Last year, Jonas Vingegaard was largely dominated by Tadej Pogacar on the roads of the Tour de France, finishing second more than six minutes behind the Slovenian champion. If the Dane has delivered in recent weeks a very convincing explanation to explain this discrepancy, highlighting a large deficit in muscle mass, and therefore in strength, and therefore ultimately in watts, linked to his long hospitalization following his serious fall in Tour of the Basque Country, Christian Prudhomme for his part delivered a different reading of the events, without it being contradictory.
“When Vingegaard won at Lioran, we saw his retrospective fear emerge”
During an interview given to Eurosportthe boss of the Tour du France has in fact declared, regarding the outrageous domination of Pogacar in 2024: « Did I share the feeling expressed by Bardet that he was sometimes certain at the start of a race that Pogacar was going to win? In the last week of the Tour, yes. But I believed in the Lioran seesaw theory (Pogacar was reviewed by Vingegaard in the final of the stage, and the Dane won, editor’s note). Really. Not just on the finish but on Pogacar’s attack in the Puy Mary and on the fact that in the Col de Perthus, Vingegaard had the ability to come back. And then, then, in the sprint while Pogacar was impregnable a priori in this type of finish. That day, we saw in Vingegaard the retrospective fear when he wins. It really hit me, he said to himself: “I won the stage but how is that possible?” Saying to himself: “I almost got hurt even more seriously, I came back and I won.” I wonder, while I analyzed him like a seesaw, if on the contrary he had not already in a certain way finished his Tour de France ».

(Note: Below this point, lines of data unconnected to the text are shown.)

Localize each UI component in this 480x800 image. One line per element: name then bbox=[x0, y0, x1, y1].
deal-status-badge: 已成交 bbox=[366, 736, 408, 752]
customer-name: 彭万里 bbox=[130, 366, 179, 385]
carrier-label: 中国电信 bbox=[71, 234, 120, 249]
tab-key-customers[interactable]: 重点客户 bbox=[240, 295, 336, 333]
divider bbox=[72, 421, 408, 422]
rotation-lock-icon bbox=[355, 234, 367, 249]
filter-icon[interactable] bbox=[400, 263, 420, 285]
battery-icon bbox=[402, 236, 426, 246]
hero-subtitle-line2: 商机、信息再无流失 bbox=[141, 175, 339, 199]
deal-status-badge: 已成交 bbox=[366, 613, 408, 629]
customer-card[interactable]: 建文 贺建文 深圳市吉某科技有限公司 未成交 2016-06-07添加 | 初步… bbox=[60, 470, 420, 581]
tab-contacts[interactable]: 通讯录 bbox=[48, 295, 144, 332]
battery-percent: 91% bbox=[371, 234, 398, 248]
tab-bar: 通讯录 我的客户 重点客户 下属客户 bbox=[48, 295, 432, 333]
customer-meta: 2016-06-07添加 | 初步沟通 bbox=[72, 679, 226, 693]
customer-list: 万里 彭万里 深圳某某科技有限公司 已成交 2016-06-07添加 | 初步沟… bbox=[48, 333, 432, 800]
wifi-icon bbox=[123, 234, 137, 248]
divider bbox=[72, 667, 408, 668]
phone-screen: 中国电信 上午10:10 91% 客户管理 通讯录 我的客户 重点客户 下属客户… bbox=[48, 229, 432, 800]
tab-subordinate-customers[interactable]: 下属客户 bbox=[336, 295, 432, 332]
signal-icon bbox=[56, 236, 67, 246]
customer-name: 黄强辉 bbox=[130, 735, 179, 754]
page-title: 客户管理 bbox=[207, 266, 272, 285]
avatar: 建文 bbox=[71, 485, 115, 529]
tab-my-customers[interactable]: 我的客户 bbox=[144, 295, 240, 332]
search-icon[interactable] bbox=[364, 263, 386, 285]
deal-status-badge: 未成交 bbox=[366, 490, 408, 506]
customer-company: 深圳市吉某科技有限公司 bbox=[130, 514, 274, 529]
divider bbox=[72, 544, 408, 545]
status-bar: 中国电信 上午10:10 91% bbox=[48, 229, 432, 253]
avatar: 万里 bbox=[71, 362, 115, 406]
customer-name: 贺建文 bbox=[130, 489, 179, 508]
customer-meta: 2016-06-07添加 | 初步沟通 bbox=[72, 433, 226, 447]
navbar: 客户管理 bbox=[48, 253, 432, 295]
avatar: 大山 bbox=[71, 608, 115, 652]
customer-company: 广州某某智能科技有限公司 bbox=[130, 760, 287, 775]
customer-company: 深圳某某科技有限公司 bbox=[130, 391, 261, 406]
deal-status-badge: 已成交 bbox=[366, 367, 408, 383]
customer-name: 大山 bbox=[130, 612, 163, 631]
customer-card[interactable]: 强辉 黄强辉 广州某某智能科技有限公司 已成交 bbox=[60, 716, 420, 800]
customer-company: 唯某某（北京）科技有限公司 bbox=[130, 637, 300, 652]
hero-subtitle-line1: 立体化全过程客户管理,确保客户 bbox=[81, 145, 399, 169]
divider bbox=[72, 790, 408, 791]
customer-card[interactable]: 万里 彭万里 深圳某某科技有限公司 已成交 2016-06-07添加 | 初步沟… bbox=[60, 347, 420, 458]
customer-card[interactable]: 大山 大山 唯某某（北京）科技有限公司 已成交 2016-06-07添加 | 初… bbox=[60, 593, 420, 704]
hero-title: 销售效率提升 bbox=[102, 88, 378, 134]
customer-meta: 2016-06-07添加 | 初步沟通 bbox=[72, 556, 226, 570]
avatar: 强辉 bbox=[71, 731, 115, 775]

A psychological argument that can be understood
The psychological argument put forward by Prudhomme appears relevant, because it is obvious that by dominating that day Pogacarafter all the efforts made to come back following his terrible fall at the beginning of April, Jonas Vingegaard could more or less consciously release the feeling of having fulfilled his objective and let go of some mental ballast. An element that he will have to use to get the knife between his teeth back in 2025.